BT Line Bites: You Look Like Trouble #BloodTies#Vampires



Sally Statham took a long drag of her cigarette through puckered orange painted lips. She turned her head to the right and kept one bloodshot eye fixed on me as she exhaled, giving a push from an uplift of her chin. I coughed and tried to blink the burn out of my eyes. I leaned away and took in tiny gasping breaths, just enough to keep me conscious.

“Name?” she growled.

“Elizabeth Aldridge.” I gave her a pleasant smile, tinged with optimism. “Optimistic” that I’d be outta there in a flash. After all, it was the “happy” word of the day.

“ID,” she barked.

I handed her my driver’s license. She gazed at it and hitched an eyebrow that had been drawn on with a brown pencil. I looked like I was on meth. My shoulder-length hair, normally a strawberry blonde, was the color of dishwater. It looked like rats had used it as a nest. My blue eyes were so bloodshot they looked lavender. I’d dragged myself out of bed, hung-over, to make it to the DMV before they closed at four-thirty. 

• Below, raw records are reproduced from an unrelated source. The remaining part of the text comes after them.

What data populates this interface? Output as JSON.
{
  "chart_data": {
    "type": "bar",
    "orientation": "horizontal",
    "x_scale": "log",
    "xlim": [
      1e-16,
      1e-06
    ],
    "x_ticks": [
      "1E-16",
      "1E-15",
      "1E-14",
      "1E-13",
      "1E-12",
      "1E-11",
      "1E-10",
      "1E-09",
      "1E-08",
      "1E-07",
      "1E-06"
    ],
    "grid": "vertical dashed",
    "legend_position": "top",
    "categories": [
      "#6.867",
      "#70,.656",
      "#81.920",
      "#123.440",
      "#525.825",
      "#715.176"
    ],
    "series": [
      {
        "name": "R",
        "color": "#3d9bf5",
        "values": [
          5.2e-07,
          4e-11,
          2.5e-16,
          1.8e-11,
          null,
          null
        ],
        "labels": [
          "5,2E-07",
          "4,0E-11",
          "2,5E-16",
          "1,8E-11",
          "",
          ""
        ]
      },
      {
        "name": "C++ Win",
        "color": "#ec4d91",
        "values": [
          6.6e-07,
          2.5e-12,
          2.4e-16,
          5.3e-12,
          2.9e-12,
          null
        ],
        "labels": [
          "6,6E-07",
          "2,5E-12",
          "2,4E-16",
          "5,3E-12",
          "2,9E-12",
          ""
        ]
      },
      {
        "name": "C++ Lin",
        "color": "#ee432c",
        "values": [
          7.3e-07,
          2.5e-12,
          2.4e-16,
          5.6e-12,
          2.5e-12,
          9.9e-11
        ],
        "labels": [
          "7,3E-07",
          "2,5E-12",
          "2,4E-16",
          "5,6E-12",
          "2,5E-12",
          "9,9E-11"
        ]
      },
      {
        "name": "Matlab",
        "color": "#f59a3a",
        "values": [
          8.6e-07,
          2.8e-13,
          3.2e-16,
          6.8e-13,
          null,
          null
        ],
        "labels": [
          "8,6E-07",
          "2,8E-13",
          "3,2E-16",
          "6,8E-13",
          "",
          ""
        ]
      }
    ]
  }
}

The party the night before had been epic.

She squinted one eye. “I don’t want trouble,” she said. Her long nails, painted the same color as her lips, flicked a long ash into a half-full tray. The sun hadn’t been kind to her and she had the wrinkles and sunspots to prove it. A bright neon orange tank top glowed against all that bronze, holding her ponderous breasts like a jock support. Her bleached blonde hair was as scraggly as the plants on her desk.

She leaned across the desk and a pair of red cat glasses on a chain of miniature dog bones fell off her ample chest to perch themselves on the desk as if they were giving me a stare down. I smothered a laugh and began furiously chewing my bottom lip.

“You look like trouble.” 


I opened my mouth to respond with an obligatory response to that challenge but snapped it shut. It wasn’t worth taking in more rank air. Instead, I wondered how long it would take before I passed out.
Trouble? OK. I’d had a near miss with the law when I stole my team’s basketball championship trophy on a dare and then another time, weren’t our neighbors oh so excited when they found their mailboxes stuffed full of brownies. No big deal. And as far as anyone knew, I wasn’t the one that’d beat up my stalker. He’d transferred schools shortly after that, too embarrassed to sic the police on me. Even if he had, who would have believed a girl half his size had messed him up? Beyond that, I was a model citizen all the way around. Yep.